Let us first examine the two-qubit case: A is qubit 1 and B qubit 2. Then, keeping our previous notations, \(\left| \varPsi \right\rangle =\sum _{i=1}^{4}\,c_{i}\left| i\right\rangle \), one has first to express the condition \(S_{A}=0\) as a function of the \(c_{i}\) coefficients, but this means: (1) calculating the expression of \(\rho _{A}\), (2) calculating its eigenvalues, (3) calculating \(S_{A}\) and solving the equation \(S_{A}=0\). The reader may verify that a tedious calculation leads to our well-known result:

$$\begin{aligned} (c_{1}c_{4}-c_{2}c_{3})=0. \end{aligned}$$

(62)

The next simplest situation is \(N=3\), and one may first introduce \(\rho _{3}\), the reduced entropy for qubit no. 3, and focus on the corresponding reduced entropy \(S_{3}= -Tr_{3}(\rho _{3}Ln\rho _{3})\), which is zero iff \(\left| \varPsi \right\rangle \) is unentangled.

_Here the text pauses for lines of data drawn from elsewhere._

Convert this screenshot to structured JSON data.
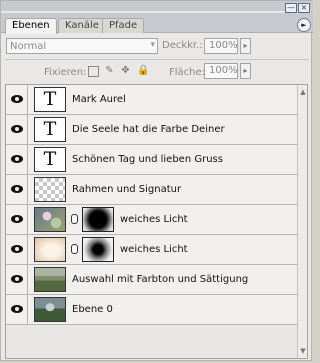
{
  "tabs": [
    "Ebenen",
    "Kanäle",
    "Pfade"
  ],
  "window_buttons": [
    "—",
    "×"
  ],
  "panel_menu_icon": "►",
  "blend_mode": "Normal",
  "opacity": {
    "label": "Deckkr.:",
    "value": "100%"
  },
  "lock": {
    "label": "Fixieren:",
    "icons": [
      "transparency-lock-icon",
      "brush-lock-icon",
      "move-lock-icon",
      "padlock-icon"
    ]
  },
  "fill": {
    "label": "Fläche:",
    "value": "100%"
  },
  "layers": [
    {
      "name": "Mark Aurel",
      "thumb": "T"
    },
    {
      "name": "Die Seele hat die Farbe Deiner",
      "thumb": "T"
    },
    {
      "name": "Schönen  Tag und  lieben Gruss",
      "thumb": "T"
    },
    {
      "name": "Rahmen und Signatur",
      "thumb": ""
    },
    {
      "name": "weiches Licht",
      "thumb": ""
    },
    {
      "name": "weiches Licht",
      "thumb": ""
    },
    {
      "name": "Auswahl mit Farbton und Sättigung",
      "thumb": ""
    },
    {
      "name": "Ebene 0",
      "thumb": ""
    }
  ],
  "scroll": {
    "up": "▲",
    "down": "▼"
  },
  "accent": "#111111"
}
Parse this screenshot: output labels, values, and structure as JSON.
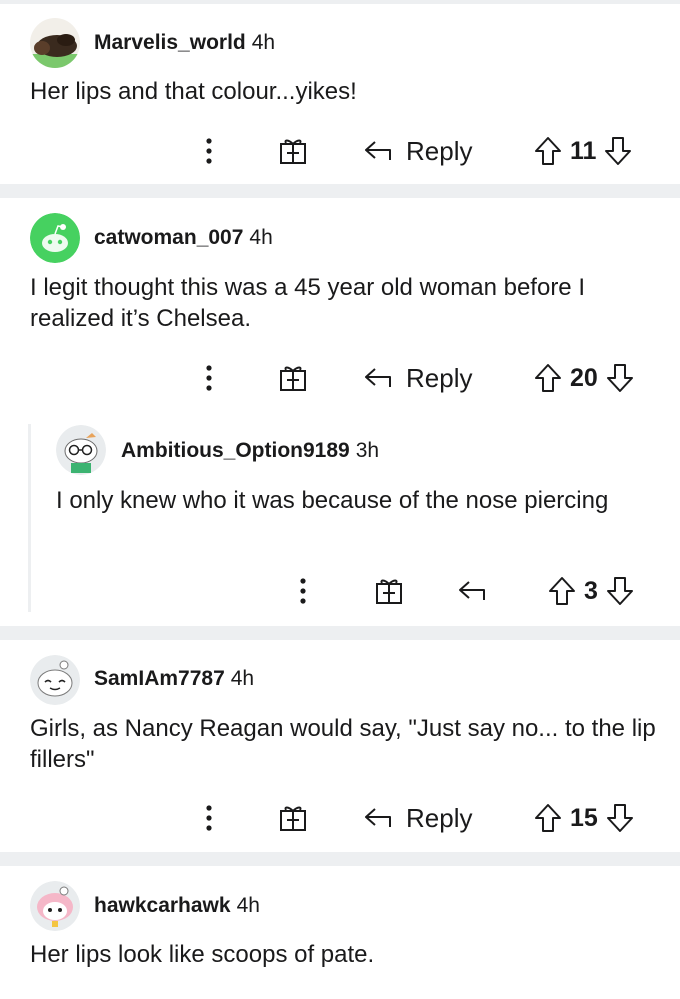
{
  "comments": [
    {
      "user": "Marvelis_world",
      "time": "4h",
      "text": "Her lips and that colour...yikes!",
      "reply_label": "Reply",
      "votes": "11",
      "avatar": "dog-avatar"
    },
    {
      "user": "catwoman_007",
      "time": "4h",
      "text": "I legit thought this was a 45 year old woman before I realized it’s Chelsea.",
      "reply_label": "Reply",
      "votes": "20",
      "avatar": "snoo-green-avatar"
    },
    {
      "user": "Ambitious_Option9189",
      "time": "3h",
      "text": "I only knew who it was because of the nose piercing",
      "votes": "3",
      "avatar": "snoo-glasses-avatar"
    },
    {
      "user": "SamIAm7787",
      "time": "4h",
      "text": "Girls, as Nancy Reagan would say, \"Just say no... to the lip fillers\"",
      "reply_label": "Reply",
      "votes": "15",
      "avatar": "snoo-white-avatar"
    },
    {
      "user": "hawkcarhawk",
      "time": "4h",
      "text": "Her lips look like scoops of pate.",
      "avatar": "snoo-pink-avatar"
    }
  ],
  "colors": {
    "separator": "#edeff1",
    "text": "#1a1a1b",
    "icon": "#1a1a1b",
    "snoo_green": "#46d160"
  }
}
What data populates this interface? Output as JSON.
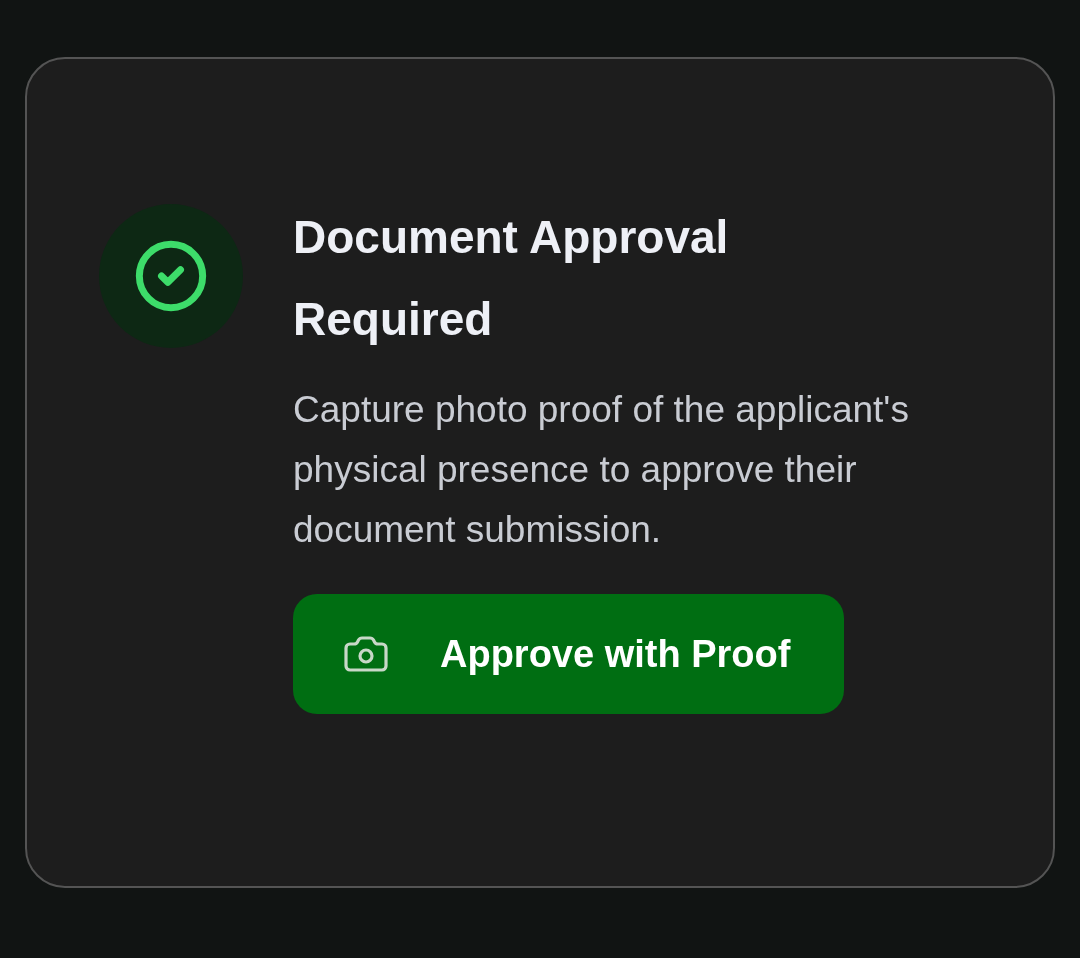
{
  "card": {
    "title": "Document Approval Required",
    "description": "Capture photo proof of the applicant's physical presence to approve their document submission.",
    "button": {
      "label": "Approve with Proof"
    }
  }
}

This necessitates first to calculate all the elements of the reduced density matrix \(\rho _{3}\), each one a complicated sum involving our \(c_{i}\) coefficients, and secondly to find an analytical expression for the eigenvalues of \(\rho _{3}\). But, once this is done, one knows that if and only if one and only one eigenvalue is nonzero, and therefore equal to one, then the state is unentangled. Considering the reduced entropy \(S_{3}\), i.e. manipulating sums of quantities involving logarithms, is therefore unnecessary.